*601583 WILMS腫瘍サプレッサー遺伝子座

WTSL
WILMS腫瘍5 ;WT5

テキスト
Wilmore等。( 1994 ) Wilms腫瘍 ( WT ) 患者 ( 染色体1、及び、7 t ( 1 ; 7 ) ( q42 ; p15 ) の間に構成上のバランスのとれた転座を持ち、そして、breakpointsがWilms腫瘍素因遺伝子を表すであろうことを提案した ) を観察しました。長いアームの同位染色体に帰着して、この患者からの腫瘍のCytogenetic分析は、もう一方の染色体7の獲得された異常を明らかにしました。これは、7pの一染色体性、及び、転座患者の腫瘍における7qの三染色体性を確認し、そして、更に、7p対立遺伝子の損失は、対象的に影響を受けた患者からのWTで確認されました。同じく、2 WTsは、染色体7対立遺伝子の複本を持つと示されました。おそらく二次性の変化に起因する染色体1q対立遺伝子の複本は、2 WTsで観察されました ( それらの1が染色体7の三染色体性と同じく結合していた ) 。これらの結果は、7pがWT発生に関連しているがん抑制遺伝子を含むかもしれず、そして、同じく7qのその重複がWT発生において役割を果たすかもしれないことを示唆しました。
Miozzo等。染色体7遺伝子における変化がこれらの腫瘍の発生において役割を果たすという仮説を試すために、 ( 1996 ) 11の散発性Wilms腫瘍上で分析を実行しました。それらは、分析された腫瘍において異型接合性 ( LOH ) の損失の領域を確認しました。この領域は、座D7S506、及び、D7S526の側面にあり、そして、染色体7p11.2 〜 7p15上で約25 cMを測ります。レイノルズ等。( 1996 ) 1 Wilms腫瘍によって現れた患者、及び、de novo t ( 1 ; 7 ) ( q42 ;唯一の明白なcytogeneticな異常としてのp15 ) 構成上の転座と関連していた双方の腎形成の休止 ( suggestive of a predisposition ) を調査しました。同じく彼は、双方の放射形成不全症、及び、他の骨格異常を持っていました。しかし、Wilms腫瘍と以前に関連していた症候群の発現が全くありませんでした。腫瘍において、その転座は、保持され、そして、もう一方の7p領域は、同位染色体i ( 7q ) の形成によって失われました。レイノルズ等。( 1996 ) 螢光in situハイブリダイゼーションを使うことによってYAC共同‐鬼ごっこの中で染色体7 breakpointを局限しました。それらは、転座によって崩壊した領域が新奇ながん抑制遺伝子 ( Wilms腫瘍において、更に、正常な腎臓の発生において包含される ) の部位であることを提案しました。

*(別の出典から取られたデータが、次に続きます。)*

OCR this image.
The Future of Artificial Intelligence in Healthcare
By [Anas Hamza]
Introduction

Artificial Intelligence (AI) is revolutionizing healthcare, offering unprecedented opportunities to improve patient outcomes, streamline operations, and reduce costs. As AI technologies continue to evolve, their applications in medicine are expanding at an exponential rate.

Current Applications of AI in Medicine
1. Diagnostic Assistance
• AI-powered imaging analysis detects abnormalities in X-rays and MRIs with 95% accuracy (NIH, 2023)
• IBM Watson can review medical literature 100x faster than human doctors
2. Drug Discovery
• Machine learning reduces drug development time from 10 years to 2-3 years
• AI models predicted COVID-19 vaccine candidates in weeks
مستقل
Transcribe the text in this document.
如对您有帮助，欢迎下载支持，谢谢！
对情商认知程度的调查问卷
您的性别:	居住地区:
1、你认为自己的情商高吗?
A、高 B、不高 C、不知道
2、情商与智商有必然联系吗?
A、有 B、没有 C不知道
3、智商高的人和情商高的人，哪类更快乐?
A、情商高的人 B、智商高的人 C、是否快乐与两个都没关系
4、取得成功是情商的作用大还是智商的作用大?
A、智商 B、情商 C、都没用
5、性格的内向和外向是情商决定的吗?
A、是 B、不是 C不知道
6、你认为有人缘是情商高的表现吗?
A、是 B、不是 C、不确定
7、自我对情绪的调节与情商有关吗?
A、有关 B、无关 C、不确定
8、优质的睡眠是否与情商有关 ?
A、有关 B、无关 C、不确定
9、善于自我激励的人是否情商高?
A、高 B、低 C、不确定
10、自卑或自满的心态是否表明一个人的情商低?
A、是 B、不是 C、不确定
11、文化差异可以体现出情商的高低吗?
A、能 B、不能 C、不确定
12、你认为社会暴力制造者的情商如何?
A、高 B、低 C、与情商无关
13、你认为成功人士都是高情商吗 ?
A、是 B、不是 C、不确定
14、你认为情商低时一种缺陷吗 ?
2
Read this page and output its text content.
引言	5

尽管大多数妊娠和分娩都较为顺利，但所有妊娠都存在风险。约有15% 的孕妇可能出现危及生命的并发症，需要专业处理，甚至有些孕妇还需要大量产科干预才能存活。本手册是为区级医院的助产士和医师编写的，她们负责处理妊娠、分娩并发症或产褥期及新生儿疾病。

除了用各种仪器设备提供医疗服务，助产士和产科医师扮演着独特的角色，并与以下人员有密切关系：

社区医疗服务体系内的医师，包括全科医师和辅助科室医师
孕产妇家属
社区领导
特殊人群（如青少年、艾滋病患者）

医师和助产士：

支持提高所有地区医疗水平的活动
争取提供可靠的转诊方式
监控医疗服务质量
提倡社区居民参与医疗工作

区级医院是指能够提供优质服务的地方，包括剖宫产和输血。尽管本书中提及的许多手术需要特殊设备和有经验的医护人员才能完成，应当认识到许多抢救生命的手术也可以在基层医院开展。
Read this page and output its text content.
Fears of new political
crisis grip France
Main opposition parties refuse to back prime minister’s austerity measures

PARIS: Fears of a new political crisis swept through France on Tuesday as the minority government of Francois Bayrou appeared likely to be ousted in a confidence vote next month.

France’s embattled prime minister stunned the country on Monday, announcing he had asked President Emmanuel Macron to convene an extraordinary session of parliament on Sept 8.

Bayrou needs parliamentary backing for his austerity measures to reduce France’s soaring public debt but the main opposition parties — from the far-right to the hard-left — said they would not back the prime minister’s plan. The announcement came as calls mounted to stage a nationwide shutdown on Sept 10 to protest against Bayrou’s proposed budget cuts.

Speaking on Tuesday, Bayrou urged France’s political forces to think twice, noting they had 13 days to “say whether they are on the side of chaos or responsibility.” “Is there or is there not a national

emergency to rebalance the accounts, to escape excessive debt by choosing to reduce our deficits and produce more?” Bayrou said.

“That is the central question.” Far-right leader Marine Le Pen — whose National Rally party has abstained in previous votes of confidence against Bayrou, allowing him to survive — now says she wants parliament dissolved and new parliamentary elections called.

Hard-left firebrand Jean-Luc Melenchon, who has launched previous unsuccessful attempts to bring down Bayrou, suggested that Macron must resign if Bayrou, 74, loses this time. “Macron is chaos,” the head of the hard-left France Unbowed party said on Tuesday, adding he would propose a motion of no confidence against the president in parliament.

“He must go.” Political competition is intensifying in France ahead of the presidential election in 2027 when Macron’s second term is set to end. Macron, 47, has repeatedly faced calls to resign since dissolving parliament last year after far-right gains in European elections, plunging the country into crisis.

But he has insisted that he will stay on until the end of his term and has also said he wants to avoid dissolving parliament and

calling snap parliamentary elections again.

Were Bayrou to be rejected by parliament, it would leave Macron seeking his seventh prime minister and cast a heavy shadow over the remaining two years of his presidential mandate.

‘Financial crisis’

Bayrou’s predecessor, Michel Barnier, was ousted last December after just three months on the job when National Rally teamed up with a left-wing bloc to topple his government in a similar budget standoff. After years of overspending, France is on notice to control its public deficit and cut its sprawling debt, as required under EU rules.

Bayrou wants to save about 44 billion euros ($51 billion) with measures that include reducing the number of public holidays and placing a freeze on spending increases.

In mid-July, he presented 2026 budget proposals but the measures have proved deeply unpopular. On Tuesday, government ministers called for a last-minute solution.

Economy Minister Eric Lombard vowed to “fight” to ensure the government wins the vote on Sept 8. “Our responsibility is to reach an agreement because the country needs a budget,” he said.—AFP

Grundy等。( 1998 ) 10マイクロ‐衛星の多形標識のパネルを使う40の散発性Wilms腫瘍における7pの研究における行われたLOHは、染色体腕の長さに沿って分配しました。4つの腫瘍 ( 10% ) は、7p標識 ( WTでLOHの背景レートの2倍であった ) のために対立遺伝子の損失を示しました。LOHのオーバラップの最も短い一般の領域は、バンド7p21-p15における標識D7S517、及び、D7S503の間に位置していました。1つの腫瘍において、この領域内に座に同型接合の介在欠失に関する証拠がありました。